High Temperature Gas-cooled Reactor (HTGR) is a Generation IV reactor under consideration by Department of Energy and in the nuclear industry. There are two categories of HTGRs, namely, Pebble Bed Modular Reactor (PBMR) and Prismatic reactor. Pebble Bed Modular Reactor is a HTGR with enriched uranium dioxide fuel inside graphite shells (moderator). The uranium fuel in PBMR is enclosed in spherical shells that are approximately the size of a tennis ball, referred to as \fuel spheres". The reactor core consists of approximately 360,000 fuel pebbles distributed randomly. From a reactor design perspective it is important to be able to understand the fluid flow properties inside the reactor. However, for the case of PBMR the sphere packing inside the core is random. Unknown flow characteristics defined the objective of this study, to understand the flow properties in spherically packed geometries and the effect of turbulence models in the numerical solution.

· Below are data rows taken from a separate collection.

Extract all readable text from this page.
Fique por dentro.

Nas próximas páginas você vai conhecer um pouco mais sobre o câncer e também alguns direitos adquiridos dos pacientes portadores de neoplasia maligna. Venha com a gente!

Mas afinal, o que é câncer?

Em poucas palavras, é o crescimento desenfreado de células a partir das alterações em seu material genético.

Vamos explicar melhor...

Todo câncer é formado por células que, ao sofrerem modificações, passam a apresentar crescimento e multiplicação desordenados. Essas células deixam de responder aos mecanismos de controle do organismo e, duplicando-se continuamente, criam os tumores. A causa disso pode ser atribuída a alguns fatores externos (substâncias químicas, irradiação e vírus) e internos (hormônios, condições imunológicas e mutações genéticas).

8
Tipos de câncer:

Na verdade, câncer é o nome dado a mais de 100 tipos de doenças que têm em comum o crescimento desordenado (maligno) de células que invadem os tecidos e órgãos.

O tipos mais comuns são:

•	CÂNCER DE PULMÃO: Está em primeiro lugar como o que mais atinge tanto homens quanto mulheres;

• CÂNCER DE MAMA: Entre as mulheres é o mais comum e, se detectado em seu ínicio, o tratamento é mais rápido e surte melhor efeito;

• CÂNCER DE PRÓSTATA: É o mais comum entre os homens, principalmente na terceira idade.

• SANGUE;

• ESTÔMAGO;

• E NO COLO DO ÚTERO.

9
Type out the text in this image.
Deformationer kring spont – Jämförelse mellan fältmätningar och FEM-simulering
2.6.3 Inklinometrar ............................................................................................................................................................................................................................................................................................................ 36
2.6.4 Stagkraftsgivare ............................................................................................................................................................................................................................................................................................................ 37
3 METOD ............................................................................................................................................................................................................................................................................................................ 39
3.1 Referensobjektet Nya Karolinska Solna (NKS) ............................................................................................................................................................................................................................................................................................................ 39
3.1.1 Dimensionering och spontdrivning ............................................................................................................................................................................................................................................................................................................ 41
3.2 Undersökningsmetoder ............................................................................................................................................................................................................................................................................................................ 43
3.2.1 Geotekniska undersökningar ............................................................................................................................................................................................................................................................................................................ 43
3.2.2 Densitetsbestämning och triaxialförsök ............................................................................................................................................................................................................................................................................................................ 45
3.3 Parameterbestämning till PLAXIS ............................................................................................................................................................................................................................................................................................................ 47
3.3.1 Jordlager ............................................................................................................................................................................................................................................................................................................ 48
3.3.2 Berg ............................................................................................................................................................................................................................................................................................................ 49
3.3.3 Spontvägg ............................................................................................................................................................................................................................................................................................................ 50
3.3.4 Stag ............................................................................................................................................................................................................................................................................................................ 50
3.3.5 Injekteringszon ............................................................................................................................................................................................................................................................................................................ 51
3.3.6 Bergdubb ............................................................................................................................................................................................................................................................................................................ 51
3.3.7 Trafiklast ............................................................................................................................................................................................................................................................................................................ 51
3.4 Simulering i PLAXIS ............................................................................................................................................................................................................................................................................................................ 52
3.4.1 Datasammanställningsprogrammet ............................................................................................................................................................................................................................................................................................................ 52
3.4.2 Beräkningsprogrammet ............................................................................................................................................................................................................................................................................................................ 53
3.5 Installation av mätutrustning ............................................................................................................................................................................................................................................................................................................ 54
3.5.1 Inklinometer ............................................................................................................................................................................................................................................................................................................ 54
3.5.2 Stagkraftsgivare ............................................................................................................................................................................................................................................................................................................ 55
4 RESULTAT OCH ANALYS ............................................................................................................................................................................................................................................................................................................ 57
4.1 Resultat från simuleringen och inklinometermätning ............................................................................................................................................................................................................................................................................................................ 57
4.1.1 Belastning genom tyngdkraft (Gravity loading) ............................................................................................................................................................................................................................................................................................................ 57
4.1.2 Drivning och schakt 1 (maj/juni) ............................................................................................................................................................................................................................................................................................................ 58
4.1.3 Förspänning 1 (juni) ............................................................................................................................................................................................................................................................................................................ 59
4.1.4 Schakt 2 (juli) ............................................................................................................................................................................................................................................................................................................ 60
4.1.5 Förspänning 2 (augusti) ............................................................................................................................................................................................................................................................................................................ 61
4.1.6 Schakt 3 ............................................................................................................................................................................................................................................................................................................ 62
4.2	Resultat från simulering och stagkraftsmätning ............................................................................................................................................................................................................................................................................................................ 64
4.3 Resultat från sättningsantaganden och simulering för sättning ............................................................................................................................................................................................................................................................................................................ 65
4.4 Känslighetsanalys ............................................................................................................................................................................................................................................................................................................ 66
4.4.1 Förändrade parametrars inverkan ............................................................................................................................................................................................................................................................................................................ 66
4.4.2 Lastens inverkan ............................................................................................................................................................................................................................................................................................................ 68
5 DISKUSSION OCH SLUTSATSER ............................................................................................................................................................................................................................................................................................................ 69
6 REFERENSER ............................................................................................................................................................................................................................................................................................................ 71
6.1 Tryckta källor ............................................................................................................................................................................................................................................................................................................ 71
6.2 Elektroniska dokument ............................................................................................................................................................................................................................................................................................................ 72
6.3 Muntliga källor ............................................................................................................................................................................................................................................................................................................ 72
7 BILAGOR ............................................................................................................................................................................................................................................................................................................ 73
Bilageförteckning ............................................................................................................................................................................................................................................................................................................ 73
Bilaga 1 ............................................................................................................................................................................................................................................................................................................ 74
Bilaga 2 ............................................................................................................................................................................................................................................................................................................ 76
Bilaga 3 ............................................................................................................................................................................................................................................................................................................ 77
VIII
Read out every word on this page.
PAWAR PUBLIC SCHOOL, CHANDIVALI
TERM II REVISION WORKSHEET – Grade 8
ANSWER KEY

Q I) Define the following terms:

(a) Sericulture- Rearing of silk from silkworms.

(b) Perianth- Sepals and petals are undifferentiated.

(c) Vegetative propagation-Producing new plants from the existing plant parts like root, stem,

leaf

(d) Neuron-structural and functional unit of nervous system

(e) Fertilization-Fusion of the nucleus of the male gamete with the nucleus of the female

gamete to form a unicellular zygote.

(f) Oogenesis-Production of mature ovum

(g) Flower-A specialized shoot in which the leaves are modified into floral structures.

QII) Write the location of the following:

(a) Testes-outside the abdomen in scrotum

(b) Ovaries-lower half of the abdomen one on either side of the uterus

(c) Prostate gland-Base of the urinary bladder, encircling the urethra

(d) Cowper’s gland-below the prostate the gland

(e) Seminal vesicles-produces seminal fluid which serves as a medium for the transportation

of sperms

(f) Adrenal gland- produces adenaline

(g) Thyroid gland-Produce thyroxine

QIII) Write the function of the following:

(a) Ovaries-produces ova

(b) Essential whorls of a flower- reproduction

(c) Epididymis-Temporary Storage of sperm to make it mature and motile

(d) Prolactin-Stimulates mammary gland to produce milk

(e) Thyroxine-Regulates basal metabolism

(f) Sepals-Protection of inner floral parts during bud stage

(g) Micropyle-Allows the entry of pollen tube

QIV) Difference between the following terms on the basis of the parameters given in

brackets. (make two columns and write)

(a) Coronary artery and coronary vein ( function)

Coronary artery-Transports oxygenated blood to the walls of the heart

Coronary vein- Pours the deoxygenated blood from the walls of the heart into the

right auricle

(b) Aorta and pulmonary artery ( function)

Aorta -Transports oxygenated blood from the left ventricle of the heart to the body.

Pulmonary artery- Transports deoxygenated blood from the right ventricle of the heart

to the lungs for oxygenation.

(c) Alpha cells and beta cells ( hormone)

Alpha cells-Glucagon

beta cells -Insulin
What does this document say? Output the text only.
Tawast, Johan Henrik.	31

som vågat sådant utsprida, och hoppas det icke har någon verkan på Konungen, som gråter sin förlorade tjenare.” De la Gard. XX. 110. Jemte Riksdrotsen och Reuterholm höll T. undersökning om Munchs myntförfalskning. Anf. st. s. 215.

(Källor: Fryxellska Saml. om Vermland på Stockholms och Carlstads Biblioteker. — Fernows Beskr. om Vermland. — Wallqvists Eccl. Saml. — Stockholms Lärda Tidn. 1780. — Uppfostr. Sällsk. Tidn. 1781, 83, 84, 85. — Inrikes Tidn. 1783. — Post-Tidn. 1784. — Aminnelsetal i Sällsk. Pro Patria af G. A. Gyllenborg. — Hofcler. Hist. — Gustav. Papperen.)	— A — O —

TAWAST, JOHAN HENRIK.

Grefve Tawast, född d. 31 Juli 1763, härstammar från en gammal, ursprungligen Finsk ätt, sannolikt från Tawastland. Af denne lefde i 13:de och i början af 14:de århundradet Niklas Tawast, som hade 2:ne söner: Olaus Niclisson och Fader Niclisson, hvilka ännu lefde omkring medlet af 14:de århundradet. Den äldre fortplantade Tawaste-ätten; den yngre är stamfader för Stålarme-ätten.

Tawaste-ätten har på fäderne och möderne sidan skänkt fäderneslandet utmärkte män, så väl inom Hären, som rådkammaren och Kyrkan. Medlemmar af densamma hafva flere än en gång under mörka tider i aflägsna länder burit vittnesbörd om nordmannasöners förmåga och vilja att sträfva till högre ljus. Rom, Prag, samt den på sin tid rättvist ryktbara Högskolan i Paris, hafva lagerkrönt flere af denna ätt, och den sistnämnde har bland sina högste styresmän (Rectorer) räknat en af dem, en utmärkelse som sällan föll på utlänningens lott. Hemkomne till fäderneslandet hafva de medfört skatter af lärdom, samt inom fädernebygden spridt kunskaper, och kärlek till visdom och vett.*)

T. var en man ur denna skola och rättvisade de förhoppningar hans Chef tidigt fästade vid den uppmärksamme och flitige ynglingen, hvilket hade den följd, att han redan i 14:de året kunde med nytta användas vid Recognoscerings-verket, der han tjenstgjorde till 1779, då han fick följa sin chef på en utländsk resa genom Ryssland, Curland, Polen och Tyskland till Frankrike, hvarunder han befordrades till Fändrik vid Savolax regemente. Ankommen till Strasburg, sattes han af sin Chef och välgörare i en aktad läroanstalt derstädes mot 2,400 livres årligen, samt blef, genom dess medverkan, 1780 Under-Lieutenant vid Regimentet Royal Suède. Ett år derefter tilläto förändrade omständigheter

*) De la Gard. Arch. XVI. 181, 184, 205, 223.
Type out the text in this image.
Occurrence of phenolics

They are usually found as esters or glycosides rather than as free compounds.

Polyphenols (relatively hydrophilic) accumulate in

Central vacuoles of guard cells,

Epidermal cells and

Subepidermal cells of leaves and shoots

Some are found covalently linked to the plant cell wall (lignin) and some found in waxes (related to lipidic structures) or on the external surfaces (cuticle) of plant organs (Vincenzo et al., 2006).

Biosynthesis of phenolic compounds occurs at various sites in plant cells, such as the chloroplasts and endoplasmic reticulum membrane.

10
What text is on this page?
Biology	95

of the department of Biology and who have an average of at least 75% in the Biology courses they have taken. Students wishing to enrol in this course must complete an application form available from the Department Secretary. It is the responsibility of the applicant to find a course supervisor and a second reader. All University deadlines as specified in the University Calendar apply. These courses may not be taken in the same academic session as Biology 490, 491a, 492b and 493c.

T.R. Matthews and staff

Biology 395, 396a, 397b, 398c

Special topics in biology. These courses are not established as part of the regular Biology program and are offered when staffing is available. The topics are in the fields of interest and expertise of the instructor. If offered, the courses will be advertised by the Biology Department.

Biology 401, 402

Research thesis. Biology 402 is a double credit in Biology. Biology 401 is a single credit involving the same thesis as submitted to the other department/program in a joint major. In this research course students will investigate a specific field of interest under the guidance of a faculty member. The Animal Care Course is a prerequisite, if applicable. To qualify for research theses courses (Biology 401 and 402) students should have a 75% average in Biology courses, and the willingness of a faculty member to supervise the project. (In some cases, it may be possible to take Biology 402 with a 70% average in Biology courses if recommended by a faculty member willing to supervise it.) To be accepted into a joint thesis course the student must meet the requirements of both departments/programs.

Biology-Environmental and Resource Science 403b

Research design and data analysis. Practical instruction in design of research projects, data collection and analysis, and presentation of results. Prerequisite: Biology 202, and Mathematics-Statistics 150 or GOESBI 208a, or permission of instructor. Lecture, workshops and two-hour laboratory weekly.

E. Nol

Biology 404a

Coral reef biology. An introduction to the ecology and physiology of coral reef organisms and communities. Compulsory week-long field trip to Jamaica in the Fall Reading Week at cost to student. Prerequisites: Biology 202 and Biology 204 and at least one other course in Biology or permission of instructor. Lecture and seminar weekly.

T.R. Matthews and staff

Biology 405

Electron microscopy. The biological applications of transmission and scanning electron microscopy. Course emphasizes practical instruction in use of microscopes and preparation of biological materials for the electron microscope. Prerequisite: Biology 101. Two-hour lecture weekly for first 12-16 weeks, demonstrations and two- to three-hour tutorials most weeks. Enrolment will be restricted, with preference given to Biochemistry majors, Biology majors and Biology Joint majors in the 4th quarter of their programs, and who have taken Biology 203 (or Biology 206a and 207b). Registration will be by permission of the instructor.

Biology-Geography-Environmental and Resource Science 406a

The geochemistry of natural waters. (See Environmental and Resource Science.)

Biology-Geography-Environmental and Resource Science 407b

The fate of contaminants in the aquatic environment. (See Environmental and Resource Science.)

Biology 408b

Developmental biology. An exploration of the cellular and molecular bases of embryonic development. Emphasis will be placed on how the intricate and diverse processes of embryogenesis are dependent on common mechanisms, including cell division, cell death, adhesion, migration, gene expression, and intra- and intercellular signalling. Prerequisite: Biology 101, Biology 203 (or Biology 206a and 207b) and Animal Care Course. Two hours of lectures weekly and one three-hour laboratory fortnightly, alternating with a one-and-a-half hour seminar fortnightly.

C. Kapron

In attempt to do so, a steady state computational study was done to obtain the pressure drop estimation in different packed bed geometries, and describe the fluid flow characteristics for such complex structures. Two out of the three Bravais lattices were analyzed, namely, simple cubic (symmetric) and body centered cubic (staggered). STARCCM commercial CFD software from CD- ADAPCO was used to simulate the flow. To account for turbulence effects several turbulence models such as standard k-epsilon, realizable k-epsilon, and Reynolds stress transport model were used. Various cases were analyzed with Modified Reynolds number ranging from 10,000 to 50,000. For the simple cubic geometry the realizable k-epsilon model was used and it produced results that were in good agreement with existing experimental data. All the turbulence models were used for the body centered cubic geometry. Each model produced different results what were quite different from the existing data. All the turbulence models were analyzed, errors and drawbacks with each model were discussed. Finally, a resolution was suggested in regards to use of turbulence model for problems like the ones studied in this particular work.